New Day Dawns for Sunset Tower as a St. James’s Club : First in U. S. to Open This Week in W. Hollywood
Multimillionaire English yachtsman Peter de Savary will be in West Hollywood on Tuesday for a “Sunset Tea” to rededicate the landmark Sunset Tower as his first St. James’s Club in the United States.
The 47-year-old entrepreneur, who is behind Britain’s bid for the America’s Cup, acquired the 130-year-old club’s name in 1980, and now has clubs in London, Paris and Antigua.
“We’re looking for a suitable building in New York,” he said by phone from Cornwall, England.
Saved from Demolition
His focus Tuesday will be, however, the Sunset Strip landmark, which he and his project director/designer David Becker saved from demolition with the help of the city, the Los Angeles Conservancy, Hollywood Heritage and project architect David Lawrence Gray.
“I’ve been restoring old buildings for 14 to 15 years, and I love it,” said De Savary, who is involved in the oil and energy fields as well as yachting, hotels and real estate development.
“It was my idea to try to establish a club in Los Angeles, but we looked for seven or eight months. Then the derelict building was brought to my attention, and I thought what a good opportunity it would be to bring it back (to its former glory).”
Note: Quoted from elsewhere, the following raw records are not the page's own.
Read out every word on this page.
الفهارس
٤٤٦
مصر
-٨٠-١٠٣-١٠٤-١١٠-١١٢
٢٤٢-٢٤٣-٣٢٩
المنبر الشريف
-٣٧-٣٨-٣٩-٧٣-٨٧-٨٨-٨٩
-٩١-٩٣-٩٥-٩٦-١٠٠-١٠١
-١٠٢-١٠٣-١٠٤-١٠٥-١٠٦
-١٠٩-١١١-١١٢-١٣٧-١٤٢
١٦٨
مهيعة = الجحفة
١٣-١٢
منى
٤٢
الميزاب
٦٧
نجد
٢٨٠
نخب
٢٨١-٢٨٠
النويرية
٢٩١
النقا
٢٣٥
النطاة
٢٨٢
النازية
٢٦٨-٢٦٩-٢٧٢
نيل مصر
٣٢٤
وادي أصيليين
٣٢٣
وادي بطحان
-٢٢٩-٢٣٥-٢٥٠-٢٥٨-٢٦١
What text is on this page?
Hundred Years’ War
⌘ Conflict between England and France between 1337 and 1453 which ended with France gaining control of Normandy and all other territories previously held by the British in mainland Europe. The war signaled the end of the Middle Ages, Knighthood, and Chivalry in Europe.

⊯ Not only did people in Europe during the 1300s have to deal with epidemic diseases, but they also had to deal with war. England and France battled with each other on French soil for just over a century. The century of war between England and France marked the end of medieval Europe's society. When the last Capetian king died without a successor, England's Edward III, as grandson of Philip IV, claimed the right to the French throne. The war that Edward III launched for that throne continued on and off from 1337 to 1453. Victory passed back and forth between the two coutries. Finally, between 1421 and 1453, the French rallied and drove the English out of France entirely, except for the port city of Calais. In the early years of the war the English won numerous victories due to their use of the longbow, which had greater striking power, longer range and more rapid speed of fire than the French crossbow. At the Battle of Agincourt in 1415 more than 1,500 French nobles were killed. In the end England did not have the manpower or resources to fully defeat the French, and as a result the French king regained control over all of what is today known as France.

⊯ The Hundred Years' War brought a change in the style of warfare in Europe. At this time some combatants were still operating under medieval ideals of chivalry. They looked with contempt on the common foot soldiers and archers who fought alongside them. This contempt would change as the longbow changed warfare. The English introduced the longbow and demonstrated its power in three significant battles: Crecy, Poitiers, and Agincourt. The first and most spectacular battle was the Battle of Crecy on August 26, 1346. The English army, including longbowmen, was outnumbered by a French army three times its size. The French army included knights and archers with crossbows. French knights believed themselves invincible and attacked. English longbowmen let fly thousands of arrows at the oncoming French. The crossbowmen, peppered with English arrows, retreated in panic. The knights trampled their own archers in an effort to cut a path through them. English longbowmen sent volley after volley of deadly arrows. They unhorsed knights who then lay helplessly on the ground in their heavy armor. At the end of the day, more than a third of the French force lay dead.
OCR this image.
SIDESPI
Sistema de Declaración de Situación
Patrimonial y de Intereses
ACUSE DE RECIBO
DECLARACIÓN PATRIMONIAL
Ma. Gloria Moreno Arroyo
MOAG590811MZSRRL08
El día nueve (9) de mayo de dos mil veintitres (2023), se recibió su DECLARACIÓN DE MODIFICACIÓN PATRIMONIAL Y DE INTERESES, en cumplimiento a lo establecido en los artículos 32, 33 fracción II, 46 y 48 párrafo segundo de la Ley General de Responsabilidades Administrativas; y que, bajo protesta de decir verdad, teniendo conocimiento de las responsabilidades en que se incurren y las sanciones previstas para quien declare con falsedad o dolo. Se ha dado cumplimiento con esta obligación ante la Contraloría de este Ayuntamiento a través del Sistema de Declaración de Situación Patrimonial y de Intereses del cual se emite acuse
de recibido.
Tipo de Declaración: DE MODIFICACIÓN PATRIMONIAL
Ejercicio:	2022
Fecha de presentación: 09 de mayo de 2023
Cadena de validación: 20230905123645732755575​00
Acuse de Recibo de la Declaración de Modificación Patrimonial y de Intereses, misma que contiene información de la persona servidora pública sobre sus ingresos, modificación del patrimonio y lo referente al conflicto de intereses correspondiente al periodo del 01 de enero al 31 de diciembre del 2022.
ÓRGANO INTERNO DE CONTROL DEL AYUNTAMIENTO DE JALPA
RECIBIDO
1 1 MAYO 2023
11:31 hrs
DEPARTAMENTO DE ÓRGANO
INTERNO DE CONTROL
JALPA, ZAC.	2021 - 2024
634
In its heyday, the 14-story, 1930 building was one of the finest examples of Art Deco architecture in town. It was called “as much an emblem of Hollywood as the Hollywood sign.”
Designed by Leland A. Bryant, it was built on rockers to make it one of the first earthquake-resistant buildings in California. It was also one of the first all-electric apartment houses in the state.
Its beauty and location, near the major studios, attracted such celebrity tenants as Errol Flynn, Zasu Pitts, Jean Harlow, Paulette Goddard, Howard Hughes, Frank Sinatra and John Wayne. Legend has it that Wayne once brought a cow by elevator to his apartment so guests could have fresh cream.
Nearly Three Years
By the early ‘80s, the tower was gutted and deteriorating, the victim of a failed scheme to convert the 46 apartments into condominiums. The property was purchased by De Savary in November, 1985, from a holding company that acquired title at a foreclosure sale in 1982.
“It took us 18 months to get through all the complications of buying it,” Becker said. “Building took another 18 months. So, it’s going on three years from the first time we saw the building.”
It took a year longer than they first figured to complete the restoration and new construction, and the project cost escalated from $25 million to $40 million.
Costs mounted as exterior features only made in Europe had to be imported. It was also costly to reconfigure the tower into 13 stories, add the adjacent wing, and furnish the 74 guest accommodations with reproductions of Art Deco pieces found in the Beaux Arts Museum in Paris and Metropolitan Museum in New York.
Then there were the details required for a facility that caters to the likes of Michael Caine, Liza Minnelli, Dudley Moore, Roger Moore, Joan Collins, Christopher Plummer and other members on a roster of 5,000 who have such titles as esquire, lady, sir and sheik.
“Our tableware is the Rolls-Royce of silver,” Becker said, “and all our linen comes from Florence.” A set of sheets used in one of the hotel’s bedrooms would retail on Rodeo Drive for $1,100, he estimated.
Open to Members
The tea on Tuesday is by invitation only, but the newest St. James’s Club will open to members and potential members starting Thursday. There are several classifications of membership, the most common of which is, for an individual, $750 to join and $750 a year.
Hollywood Heritage is buying a corporate membership at $2,250 to join and the same per year, said Marian Gibbons, founder of the nearly 8-year-old group, “because now we can take visitors to one of the best examples of a deteriorating historic building that has been turned around and made into a viable project, paying for itself.”
The fees allow members to use the club’s facilities--a couple of restaurants, library, health center and meeting rooms--but members must pay additionally to stay overnight, something the general public can do for a daily membership fee of $8 besides nightly rates, said H. Ross Justice, the L. A. club’s general manager.
Room rates range from $180-$850, or about $2,000 for the whole penthouse, which can be divided. The rates are equal to those of hotels in Beverly Hills, Justice said.
There are seven large hotels in the same neighborhood, but that doesn’t worry him, he says, “because we’re small, not for conventions.”
Besides, said Alan Viterbi, mayor of West Hollywood: “The St. James’s Club is, without a doubt, the city’s most important historic landmark.”